With the outbreak of World War One, Kandinsky left Germany in August 1914 and, having spent several months in Switzerland with Gabriele Münter, he reached Russia in December where he would stay until 1921.
After a brief sojourn in Sweden, where he met and married fellow Russian Nina de Andreevsky, before returning to Moscow, Kandinsky had dallied briefly with the sugary fantasy of his Bagatelles. This complete abandonment of his pioneering abstraction of recent years in favour a whimsical and joyous figuration, was a return to the Russian fairytale imagery of his roots - a step back into familiar territory perhaps, as made by so many artists immediately following a great breakthrough, before moving on again.

In Russia, after the Revolution, Kandinsky, as a leading member of the revolutionary avant-garde, worked closely alongside other such luminaries as Kasimir Malevich, Alexander Rodchenko and Vladimir Tatlin in the establishment of a number of art schools and institutes and, in June 1919, he was appointed as the director of the Museum for Artistic Culture in Moscow. Kandinsky differed strongly with these revolutionary artists, however, in his insistence on keeping such personal and irrational elements as intuition and lyrical expression as the cornerstones of his own creativity. These differences with his Russian peers are perhaps the reason why Kandinsky's abstraction, at this time, did not, as one might expect it to have, adapt itself to the severe reductivism of the two then prevailing aesthetics of Suprematism and Constructivism. In direct contrast, in fact, Kandinsky preferred to assert a joyous Expressionistic lyricism and even partial figuration, that both reflected and expressed his own particularly happy state of mind following his marriage and the birth of his son. 'I felt that my old dream was closer to coming true' he wrote to his ex-partner Gabrielle Münter around this time, the dream 'of painting a big picture expressing joy, the happiness of life and the universe. Suddenly I feel the harmony of colours and forms that come from this world of joy' (W. Kandinsky, 'Letter to Gabriele Münter', quoted in H. Düchting, Wassily Kandinsky 1866-1944, Cologne, 2000, p. 59).

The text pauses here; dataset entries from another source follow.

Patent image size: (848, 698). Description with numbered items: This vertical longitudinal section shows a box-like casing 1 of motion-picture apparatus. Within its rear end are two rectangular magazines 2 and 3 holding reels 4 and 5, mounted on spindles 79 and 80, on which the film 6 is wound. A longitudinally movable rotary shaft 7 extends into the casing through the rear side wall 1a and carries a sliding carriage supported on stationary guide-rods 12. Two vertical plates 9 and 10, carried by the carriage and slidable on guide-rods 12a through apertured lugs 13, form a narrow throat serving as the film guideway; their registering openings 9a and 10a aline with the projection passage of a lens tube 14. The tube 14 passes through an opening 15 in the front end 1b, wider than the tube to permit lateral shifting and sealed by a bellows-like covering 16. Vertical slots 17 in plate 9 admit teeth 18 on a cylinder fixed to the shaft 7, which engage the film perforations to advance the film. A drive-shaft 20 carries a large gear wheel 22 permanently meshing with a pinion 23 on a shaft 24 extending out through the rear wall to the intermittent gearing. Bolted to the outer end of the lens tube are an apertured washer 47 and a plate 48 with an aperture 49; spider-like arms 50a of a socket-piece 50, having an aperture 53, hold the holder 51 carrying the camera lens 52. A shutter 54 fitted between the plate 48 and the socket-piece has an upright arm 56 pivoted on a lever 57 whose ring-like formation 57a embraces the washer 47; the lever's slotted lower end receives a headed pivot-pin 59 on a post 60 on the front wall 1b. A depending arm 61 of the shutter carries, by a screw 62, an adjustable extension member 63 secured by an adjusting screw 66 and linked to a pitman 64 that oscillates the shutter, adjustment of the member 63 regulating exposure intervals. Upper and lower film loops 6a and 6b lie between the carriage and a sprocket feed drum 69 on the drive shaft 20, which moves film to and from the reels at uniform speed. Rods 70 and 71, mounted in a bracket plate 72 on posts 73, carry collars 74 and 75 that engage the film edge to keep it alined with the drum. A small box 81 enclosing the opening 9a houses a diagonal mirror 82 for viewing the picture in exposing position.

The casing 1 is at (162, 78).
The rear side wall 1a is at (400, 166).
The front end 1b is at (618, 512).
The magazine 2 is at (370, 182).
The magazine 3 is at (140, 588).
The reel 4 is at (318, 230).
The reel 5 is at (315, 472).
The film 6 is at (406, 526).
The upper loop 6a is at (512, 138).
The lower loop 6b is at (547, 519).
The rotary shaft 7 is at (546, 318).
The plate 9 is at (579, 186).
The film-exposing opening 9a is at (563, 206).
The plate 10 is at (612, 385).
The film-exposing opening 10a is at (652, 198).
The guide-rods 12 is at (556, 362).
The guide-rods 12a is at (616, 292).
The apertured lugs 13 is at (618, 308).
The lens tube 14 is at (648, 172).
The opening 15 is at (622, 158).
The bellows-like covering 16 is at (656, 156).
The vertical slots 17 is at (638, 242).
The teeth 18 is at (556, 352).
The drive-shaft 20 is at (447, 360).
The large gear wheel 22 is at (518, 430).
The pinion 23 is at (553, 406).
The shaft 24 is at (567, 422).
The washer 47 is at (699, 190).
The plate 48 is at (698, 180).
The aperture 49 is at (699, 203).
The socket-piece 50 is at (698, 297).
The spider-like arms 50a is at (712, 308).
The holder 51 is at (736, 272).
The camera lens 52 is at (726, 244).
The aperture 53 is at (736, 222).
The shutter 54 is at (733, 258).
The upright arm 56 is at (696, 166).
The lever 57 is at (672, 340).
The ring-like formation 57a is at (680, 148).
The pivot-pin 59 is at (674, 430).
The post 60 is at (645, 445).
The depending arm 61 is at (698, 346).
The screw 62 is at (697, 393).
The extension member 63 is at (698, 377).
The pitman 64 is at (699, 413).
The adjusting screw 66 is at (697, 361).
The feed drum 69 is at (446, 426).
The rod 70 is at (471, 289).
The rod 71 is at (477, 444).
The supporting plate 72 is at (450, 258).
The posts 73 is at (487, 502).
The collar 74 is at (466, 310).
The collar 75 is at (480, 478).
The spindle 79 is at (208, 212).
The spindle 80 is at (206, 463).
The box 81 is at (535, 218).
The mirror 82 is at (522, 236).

This return to his homeland prompted a re-evaluation of the more tentative steps he had made towards complete abstraction in his own work and for a brief period prompted a change in his style. Over the next few years Kandinsky's life underwent a radical and fundamental change.

Writing about the development of his art during the years spent in his native country, Clark Poling comments: 'Viewed from the perspective of his entire career, the seven years Kandinsky spent in Russia occasioned a transition in his art, from the expressionist abstraction of the immediately preceding Munich years to the geometric style of his Bauhaus period. A parallel shift in his theoretical work began to occur in Russia, as he increasingly emphasized the objective characteristics of formal elements and the principles of their use. […] The new qualities in his painting are first seen in works from 1919 to 1921, which show a reduction of expressionist handling of forms and a gradual absorption of the geometric elements and structural principles of Russian avant-garde art. At the same time, Kandinsky sought to maintain what he saw as artistic freedom and expressive content by preserving the complexity and some of the irregular forms and associative imagery of his earlier art' (C. Poling, Kandinsky, Bauhaus and Russian Years, exh. cat., The Solomon R. Guggenheim Museum, New York, 1983, p. 14).

This transition is visible in the present work, Ohne Titel, one of a series of works from this period: some degree of association with nature still exists in an allusion to a landscape, most notably in the shape of a mountain on the right of the composition, and a curved line of the horizon on the left, and what could be read as trees and hills. Whilst still recognisable from his early works, these elements have become increasingly abstract and geometricised. Kandinsky's compositions of this period gradually abandon the sense of gravity, heralding the purely abstract compositions of his Bauhaus years.